If that interest is selfless, loving, communal, you will find yourself in a responsive versioning of heaven. If that interest is egotistical, self-enclosed, antagonistic, or dominant, you will find yourself in a responsive versioning of hell.
It is a compelling novelistic account of Swedenborg's vision of Heaven and Hell where everyone is drawn to a reality that reflects their deepest interest - and indeed Houghton has the artist quote, Swedenborg, to Grant (assuming it familiar from his mystical childhood education) to try and reinforce his case that Grant is dead, should recognize it, and work to find his best self. A warning that goes unheeded. https://ncolloff.blogspot.com/2012/01/marriage-of-heaven-and-hell.html
It was intriguing to find oneself reading this on Easter Saturday with its focus on Christ's harrowing of Hell. For Swedenborg, since each and every person is the body of Christ (with a breathtaking mystical literalism), everyone is called to harrow hell daily - to ponder whether my act, this act, right now, is a right 'use', an act that is liberation, that shapes my 'deepest' interest and leads it towards showing forth the divine and building up Christ's body, now and through death's portal? Or is it a misuse, a sheltering from the divine invitation, an act that binds, that self-encloses in a world of illusion, lacking love, hell?
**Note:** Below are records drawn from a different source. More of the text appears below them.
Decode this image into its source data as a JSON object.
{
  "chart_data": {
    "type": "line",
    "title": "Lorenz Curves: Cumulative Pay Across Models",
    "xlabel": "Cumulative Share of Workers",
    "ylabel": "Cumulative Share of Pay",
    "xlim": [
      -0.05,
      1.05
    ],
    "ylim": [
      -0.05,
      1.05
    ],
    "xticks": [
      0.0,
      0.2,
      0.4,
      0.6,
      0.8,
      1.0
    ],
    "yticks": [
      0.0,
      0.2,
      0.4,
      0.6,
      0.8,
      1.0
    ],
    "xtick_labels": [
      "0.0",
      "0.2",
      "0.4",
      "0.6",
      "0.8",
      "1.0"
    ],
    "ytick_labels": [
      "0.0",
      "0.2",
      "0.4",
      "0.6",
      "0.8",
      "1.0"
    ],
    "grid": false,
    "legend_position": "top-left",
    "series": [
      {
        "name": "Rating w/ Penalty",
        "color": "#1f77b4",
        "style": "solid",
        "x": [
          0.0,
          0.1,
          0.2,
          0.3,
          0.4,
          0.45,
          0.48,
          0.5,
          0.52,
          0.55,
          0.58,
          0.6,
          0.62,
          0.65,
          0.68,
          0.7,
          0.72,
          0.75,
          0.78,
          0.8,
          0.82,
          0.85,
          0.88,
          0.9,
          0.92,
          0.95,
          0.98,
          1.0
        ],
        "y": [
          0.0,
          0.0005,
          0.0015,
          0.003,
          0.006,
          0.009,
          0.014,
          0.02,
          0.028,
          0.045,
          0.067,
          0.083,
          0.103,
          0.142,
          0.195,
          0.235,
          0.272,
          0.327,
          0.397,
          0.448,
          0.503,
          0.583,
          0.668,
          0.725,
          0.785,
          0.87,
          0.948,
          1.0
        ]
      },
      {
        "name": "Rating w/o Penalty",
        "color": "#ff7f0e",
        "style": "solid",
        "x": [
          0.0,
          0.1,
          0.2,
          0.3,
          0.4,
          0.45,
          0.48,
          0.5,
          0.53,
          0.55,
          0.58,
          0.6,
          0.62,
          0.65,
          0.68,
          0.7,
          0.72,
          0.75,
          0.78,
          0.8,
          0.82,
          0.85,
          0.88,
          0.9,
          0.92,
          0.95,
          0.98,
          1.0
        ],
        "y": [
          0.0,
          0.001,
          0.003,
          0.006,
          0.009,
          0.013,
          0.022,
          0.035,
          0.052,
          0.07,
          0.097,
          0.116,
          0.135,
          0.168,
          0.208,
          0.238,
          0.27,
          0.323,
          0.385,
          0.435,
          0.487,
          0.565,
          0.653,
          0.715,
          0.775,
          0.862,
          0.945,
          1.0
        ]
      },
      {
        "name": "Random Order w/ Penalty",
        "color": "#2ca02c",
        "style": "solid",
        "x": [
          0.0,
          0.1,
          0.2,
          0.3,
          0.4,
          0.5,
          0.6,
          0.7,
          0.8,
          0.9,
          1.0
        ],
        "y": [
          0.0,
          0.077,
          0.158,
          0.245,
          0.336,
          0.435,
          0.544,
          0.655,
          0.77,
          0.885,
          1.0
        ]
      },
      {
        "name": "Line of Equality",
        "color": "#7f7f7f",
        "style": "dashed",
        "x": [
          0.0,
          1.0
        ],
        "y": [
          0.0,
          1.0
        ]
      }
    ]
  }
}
Grant, in reflecting on the panorama he is offered in his life review in the cafe, imagines the incidents he is shown as partial, trivial even, to his life. He could have been shown a different selection casting on him a better light. But, as Houghton implies, and Swedenborg suggested, and as Christ pointedly affirms, it is how we treat others, the other, even at the margins, the littlest, that truly shows forth who we are, our deepest regarding?
Julian Grant Loses his Way is a sobering, beautifully imagined and executed novel asking us whether we know our own way?